As Victoria continues to record deaths among aged-care residents, Professor Petrovsky says he has offered to include those at risk of contracting COVID-19 into the next phase of his clinical trial.
‘We’ve made the offer to Victoria,’ he told The Australian.
‘Obviously our vaccine is still under testing, it would have to be done within a clinical trial but there’s no reason you couldn’t enrol people in Victorian nursing homes into the trial and give them the vaccine which would hopefully then protect them.
‘We know it’s not going to hurt because we now know that the vaccine is completely safe.’
COVAX-19 is made from a synthetic protein using a plant sugar, and is based on an earlier SARS-1 coronavirus vaccine that proved effective in animal models.
‘So it doesn’t involve any viruses,’ Professor Petrovsky said. 
‘The vaccine is just a protein so it can’t hurt you, and that’s why it’s so safe.
‘We insert the gene for the spike protein from COVID-19 into insect cells that are grown in culture and secrete the synthetic protein into the broth in which the cells live. We then purify the protein from the broth to make it extremely pure and then mix this with some plant-based and synthetic sugars to make the vaccine.’

Flinders University Professor Nikolai Petrovsky is leading the randomised trial, which is being conducted at the Royal Adelaide Hospital and involves 40 volunteers aged 18–65.

Studies have emerged showing that antibodies from COVID-19 have a short life span, raising questions over long-term immunity.
Professor Petrovsky says unlike the virus itself, the vaccine is designed to induce antibodies that ‘stay around for a long time’.
‘We’ve shown that with SARS, in monkeys and in other models,’ he said.
‘So unlike natural infection, our antibodies do stick around. But, as well as that, we induce very strong T cell responses, and T cell responses generally last for the life of the individual.
‘So that provides us with a lot of confidence that the vaccine will actually protect you for a lot longer than even having the infection itself. Obviously, we still have to confirm that, but all our evidence supports that.’

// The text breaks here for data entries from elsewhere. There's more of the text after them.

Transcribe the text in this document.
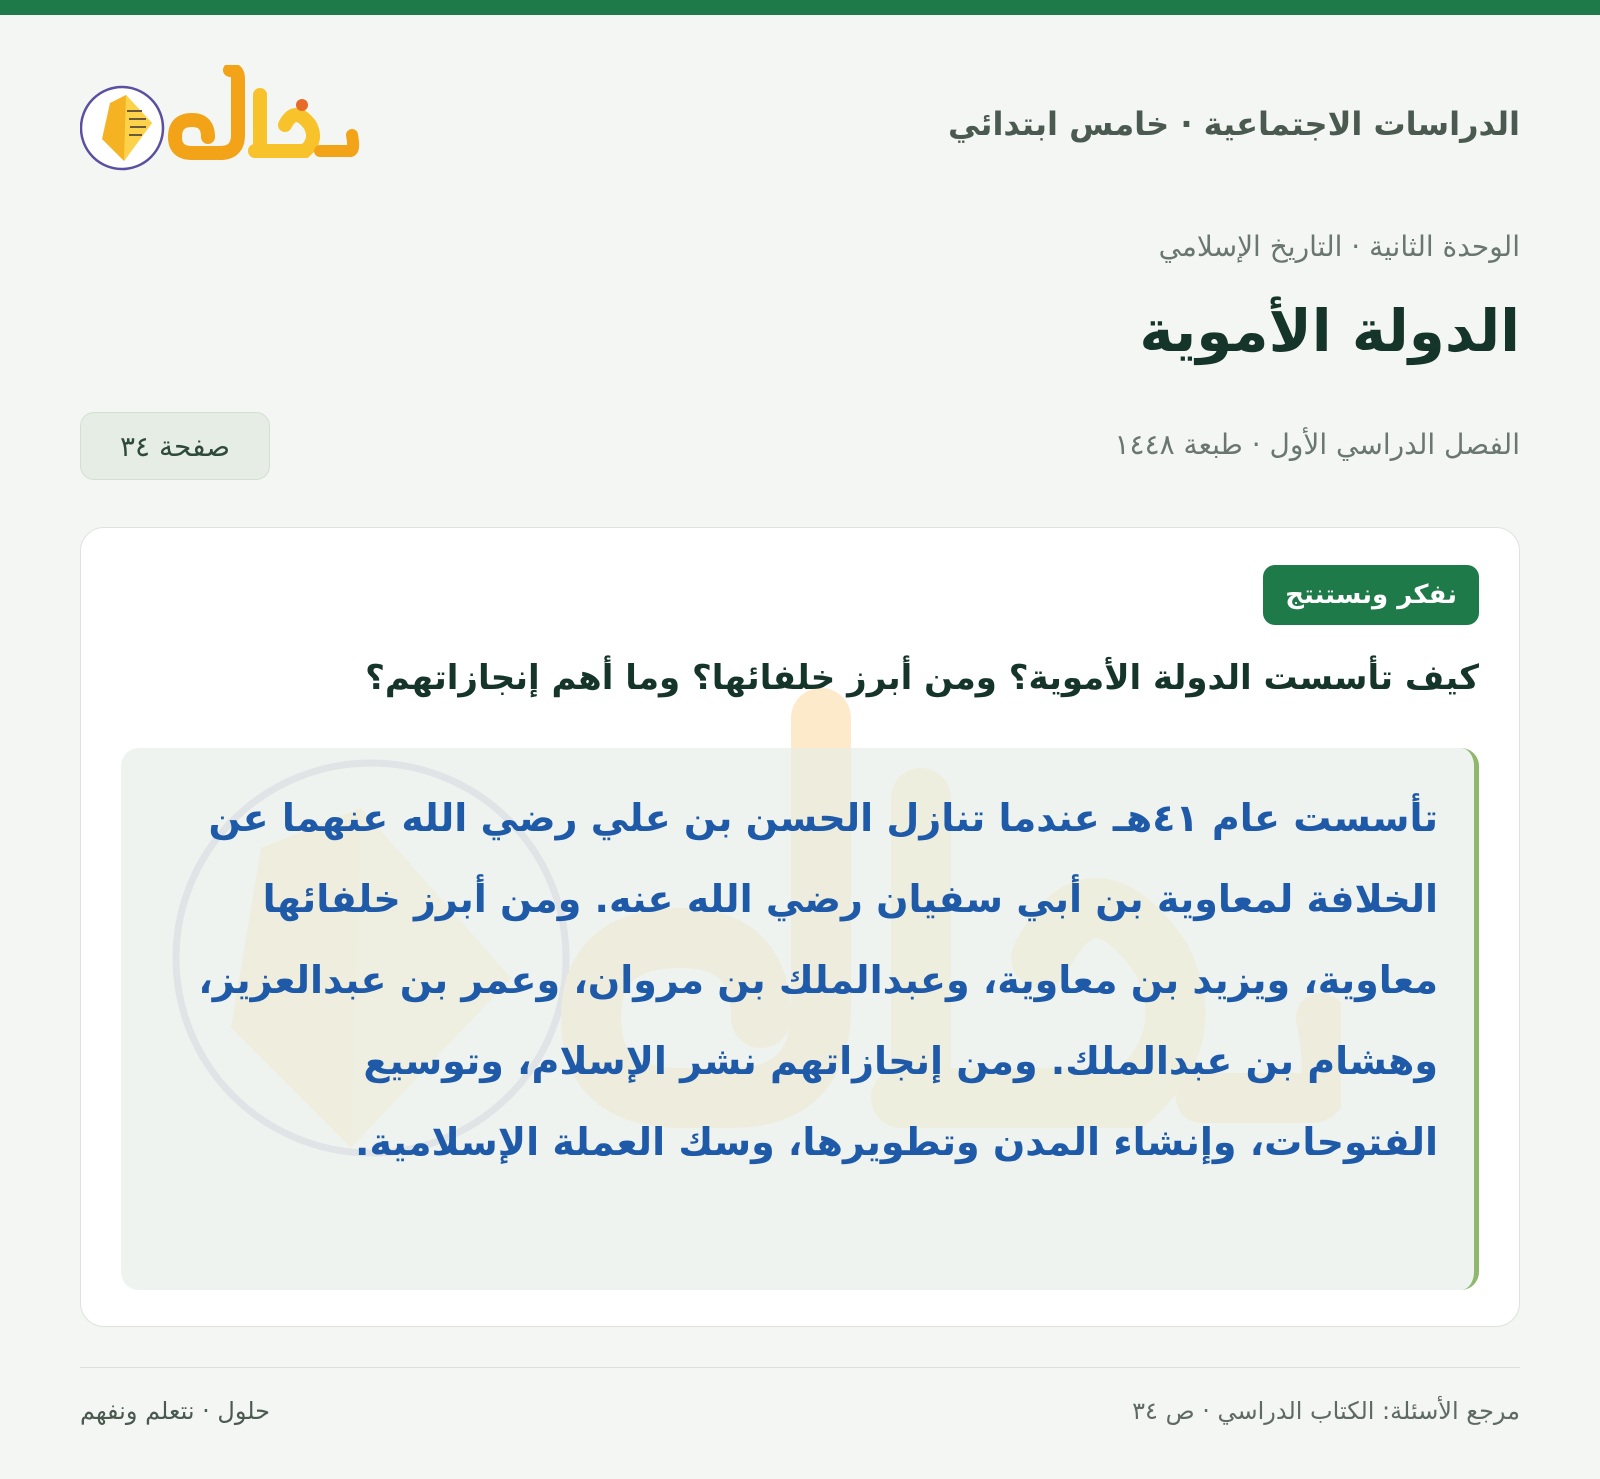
الدراسات الاجتماعية · خامس ابتدائي
الوحدة الثانية · التاريخ الإسلامي
الدولة الأموية
الفصل الدراسي الأول · طبعة ١٤٤٨
صفحة ٣٤
نفكر ونستنتج
كيف تأسست الدولة الأموية؟ ومن أبرز خلفائها؟ وما أهم إنجازاتهم؟

تأسست عام ٤١هـ عندما تنازل الحسن بن علي رضي الله عنهما عن الخلافة لمعاوية بن أبي سفيان رضي الله عنه. ومن أبرز خلفائها معاوية، ويزيد بن معاوية، وعبدالملك بن مروان، وعمر بن عبدالعزيز، وهشام بن عبدالملك. ومن إنجازاتهم نشر الإسلام، وتوسيع الفتوحات، وإنشاء المدن وتطويرها، وسك العملة الإسلامية.

مرجع الأسئلة: الكتاب الدراسي · ص ٣٤
حلول · نتعلم ونفهم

Associate Professor Paul Griffin, Director of Infectious Diseases at Mater Health Services, welcomed the news, but issued a word of caution given the data has yet to be published.  

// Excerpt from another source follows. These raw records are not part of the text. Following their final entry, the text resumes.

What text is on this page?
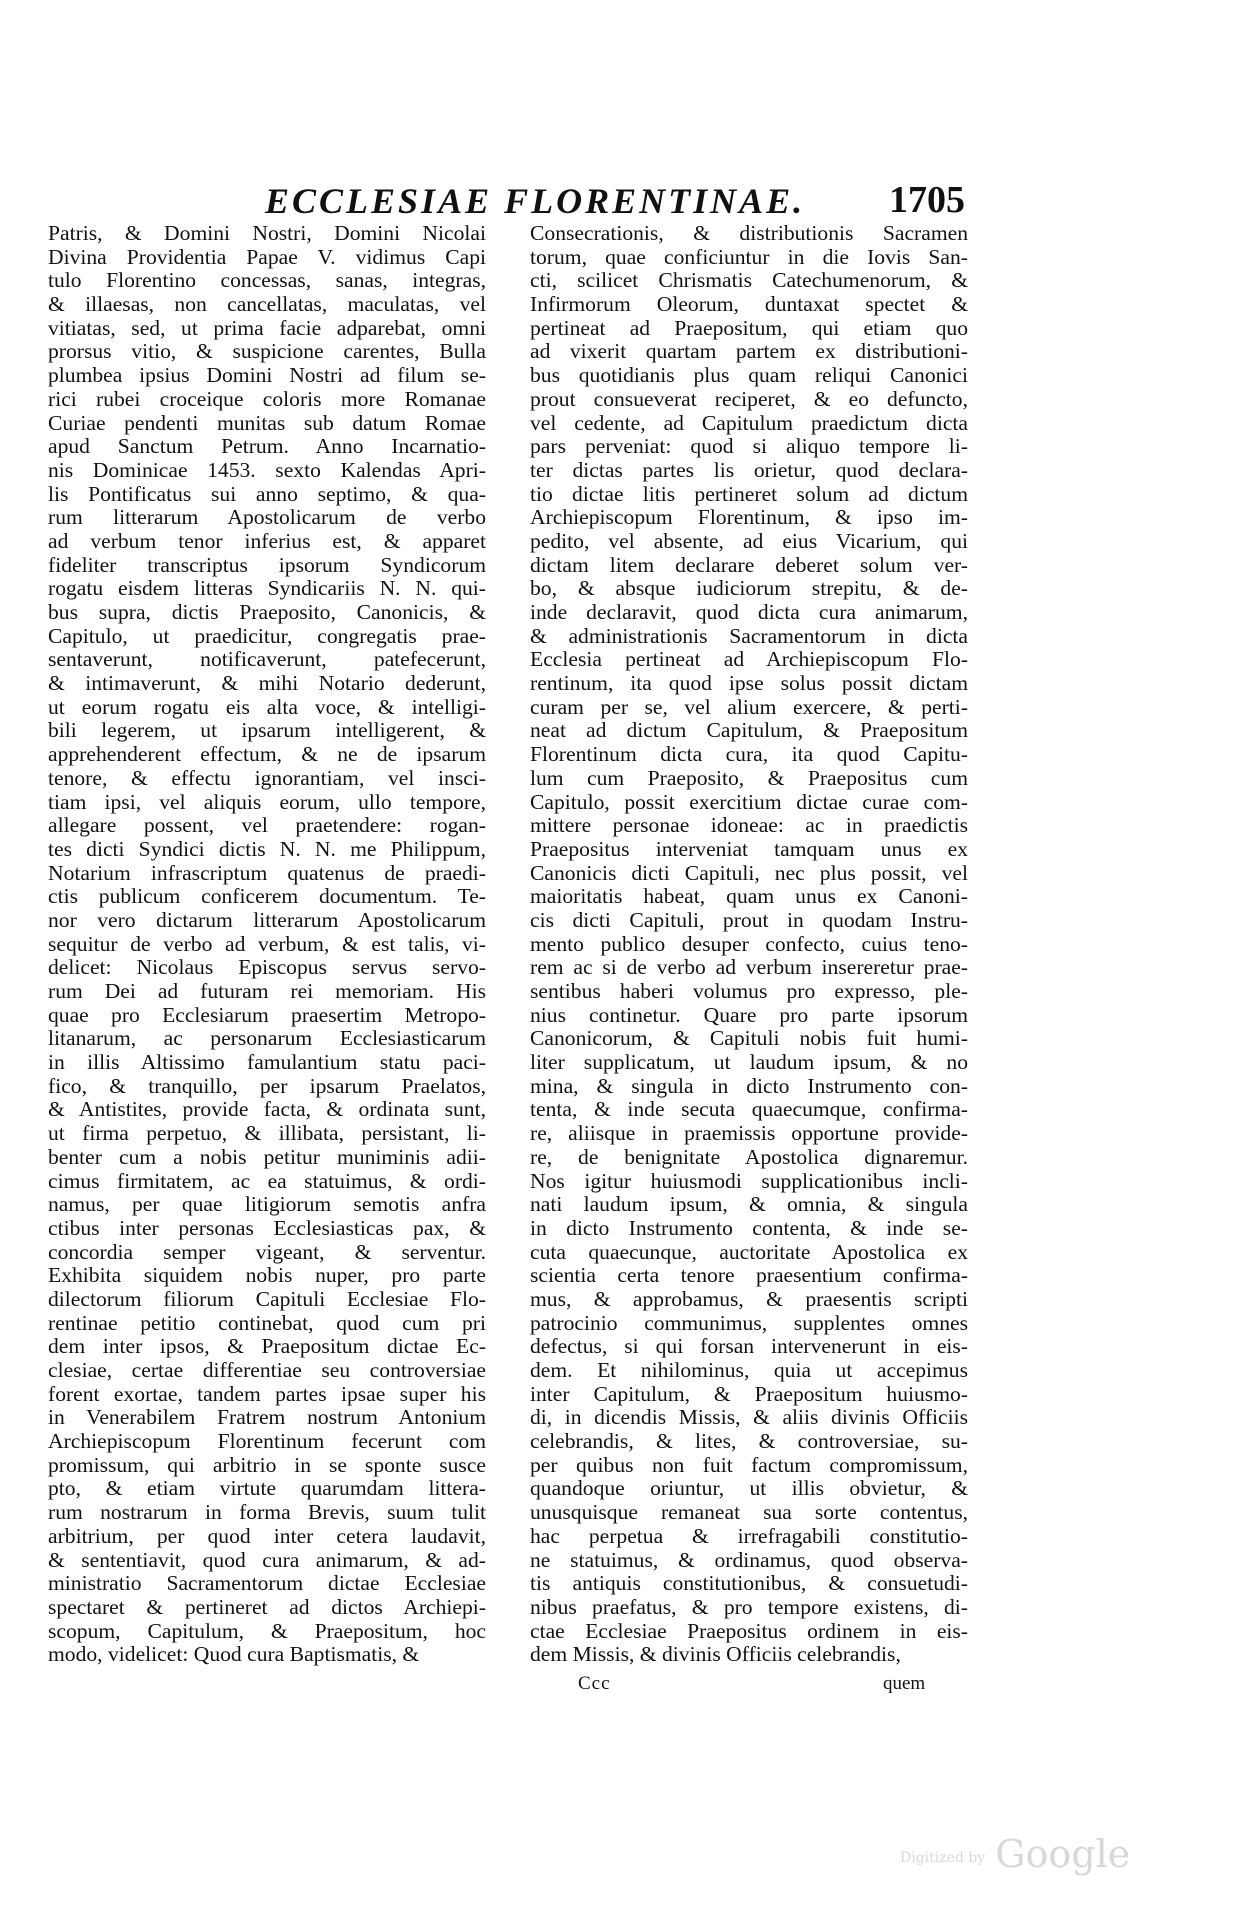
ECCLESIAE FLORENTINAE. 1705
Patris, & Domini Nostri, Domini Nicolai
Divina Providentia Papae V. vidimus Capi
tulo Florentino concessas, sanas, integras,
& illaesas, non cancellatas, maculatas, vel
vitiatas, sed, ut prima facie adparebat, omni
prorsus vitio, & suspicione carentes, Bulla
plumbea ipsius Domini Nostri ad filum se-
rici rubei croceique coloris more Romanae
Curiae pendenti munitas sub datum Romae
apud Sanctum Petrum. Anno Incarnatio-
nis Dominicae 1453. sexto Kalendas Apri-
lis Pontificatus sui anno septimo, & qua-
rum litterarum Apostolicarum de verbo
ad verbum tenor inferius est, & apparet
fideliter transcriptus ipsorum Syndicorum
rogatu eisdem litteras Syndicariis N. N. qui-
bus supra, dictis Praeposito, Canonicis, &
Capitulo, ut praedicitur, congregatis prae-
sentaverunt, notificaverunt, patefecerunt,
& intimaverunt, & mihi Notario dederunt,
ut eorum rogatu eis alta voce, & intelligi-
bili legerem, ut ipsarum intelligerent, &
apprehenderent effectum, & ne de ipsarum
tenore, & effectu ignorantiam, vel insci-
tiam ipsi, vel aliquis eorum, ullo tempore,
allegare possent, vel praetendere: rogan-
tes dicti Syndici dictis N. N. me Philippum,
Notarium infrascriptum quatenus de praedi-
ctis publicum conficerem documentum. Te-
nor vero dictarum litterarum Apostolicarum
sequitur de verbo ad verbum, & est talis, vi-
delicet: Nicolaus Episcopus servus servo-
rum Dei ad futuram rei memoriam. His
quae pro Ecclesiarum praesertim Metropo-
litanarum, ac personarum Ecclesiasticarum
in illis Altissimo famulantium statu paci-
fico, & tranquillo, per ipsarum Praelatos,
& Antistites, provide facta, & ordinata sunt,
ut firma perpetuo, & illibata, persistant, li-
benter cum a nobis petitur muniminis adii-
cimus firmitatem, ac ea statuimus, & ordi-
namus, per quae litigiorum semotis anfra
ctibus inter personas Ecclesiasticas pax, &
concordia semper vigeant, & serventur.
Exhibita siquidem nobis nuper, pro parte
dilectorum filiorum Capituli Ecclesiae Flo-
rentinae petitio continebat, quod cum pri
dem inter ipsos, & Praepositum dictae Ec-
clesiae, certae differentiae seu controversiae
forent exortae, tandem partes ipsae super his
in Venerabilem Fratrem nostrum Antonium
Archiepiscopum Florentinum fecerunt com
promissum, qui arbitrio in se sponte susce
pto, & etiam virtute quarumdam littera-
rum nostrarum in forma Brevis, suum tulit
arbitrium, per quod inter cetera laudavit,
& sententiavit, quod cura animarum, & ad-
ministratio Sacramentorum dictae Ecclesiae
spectaret & pertineret ad dictos Archiepi-
scopum, Capitulum, & Praepositum, hoc
modo, videlicet: Quod cura Baptismatis, &
Consecrationis, & distributionis Sacramen
torum, quae conficiuntur in die Iovis San-
cti, scilicet Chrismatis Catechumenorum, &
Infirmorum Oleorum, duntaxat spectet &
pertineat ad Praepositum, qui etiam quo
ad vixerit quartam partem ex distributioni-
bus quotidianis plus quam reliqui Canonici
prout consueverat reciperet, & eo defuncto,
vel cedente, ad Capitulum praedictum dicta
pars perveniat: quod si aliquo tempore li-
ter dictas partes lis orietur, quod declara-
tio dictae litis pertineret solum ad dictum
Archiepiscopum Florentinum, & ipso im-
pedito, vel absente, ad eius Vicarium, qui
dictam litem declarare deberet solum ver-
bo, & absque iudiciorum strepitu, & de-
inde declaravit, quod dicta cura animarum,
& administrationis Sacramentorum in dicta
Ecclesia pertineat ad Archiepiscopum Flo-
rentinum, ita quod ipse solus possit dictam
curam per se, vel alium exercere, & perti-
neat ad dictum Capitulum, & Praepositum
Florentinum dicta cura, ita quod Capitu-
lum cum Praeposito, & Praepositus cum
Capitulo, possit exercitium dictae curae com-
mittere personae idoneae: ac in praedictis
Praepositus interveniat tamquam unus ex
Canonicis dicti Capituli, nec plus possit, vel
maioritatis habeat, quam unus ex Canoni-
cis dicti Capituli, prout in quodam Instru-
mento publico desuper confecto, cuius teno-
rem ac si de verbo ad verbum insereretur prae-
sentibus haberi volumus pro expresso, ple-
nius continetur. Quare pro parte ipsorum
Canonicorum, & Capituli nobis fuit humi-
liter supplicatum, ut laudum ipsum, & no
mina, & singula in dicto Instrumento con-
tenta, & inde secuta quaecumque, confirma-
re, aliisque in praemissis opportune provide-
re, de benignitate Apostolica dignaremur.
Nos igitur huiusmodi supplicationibus incli-
nati laudum ipsum, & omnia, & singula
in dicto Instrumento contenta, & inde se-
cuta quaecunque, auctoritate Apostolica ex
scientia certa tenore praesentium confirma-
mus, & approbamus, & praesentis scripti
patrocinio communimus, supplentes omnes
defectus, si qui forsan intervenerunt in eis-
dem. Et nihilominus, quia ut accepimus
inter Capitulum, & Praepositum huiusmo-
di, in dicendis Missis, & aliis divinis Officiis
celebrandis, & lites, & controversiae, su-
per quibus non fuit factum compromissum,
quandoque oriuntur, ut illis obvietur, &
unusquisque remaneat sua sorte contentus,
hac perpetua & irrefragabili constitutio-
ne statuimus, & ordinamus, quod observa-
tis antiquis constitutionibus, & consuetudi-
nibus praefatus, & pro tempore existens, di-
ctae Ecclesiae Praepositus ordinem in eis-
dem Missis, & divinis Officiis celebrandis,
Ccc	quem
Digitized by Google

‘It was … a rather small phase 1 study and when talking about immune responses only an antibody response has thus far been mentioned and only systemic side effects have been mentioned as not being present,’ he said. ‘So I would also eagerly await information relating to other immunological studies, as well as local side effect rates.
‘Overall, however, it is great to hear that the small phase 1 trial of this vaccine has generated sufficient data to approve it being utilised in further studies.’
There are currently more than 150 vaccines for COVID-19 in development globally, and COVAX-19 is one of 21 undergoing human trials.
Phase 2 trials are slated to commence in September, and will involve 400–500 volunteers.
Unlike the flu vaccine, Professor Petrovsky said, based on his experience with SARS, that he anticipates the vaccine for COVID-19 would be more like that for hepatitis B, where the individual receives an initial course, followed by a booster ‘every five to 10 years’.
If all goes well, the vaccine could be widely available by the end of this year, or early 2021, Professor Petrovsky said.
‘We’ve been doing pandemic vaccine development for 20 years now, so this is not new to us,’ he said.
‘We had the first swine flu vaccine in the world, in fact, in humans in 2009 in under three months, which was a world record at the time. We developed the SARS vaccine many years ago that was shown to be very effective in animal models.
‘And so we were able to use all that approach to make a COVID vaccine, and that’s why we’ve been able to be so fast.’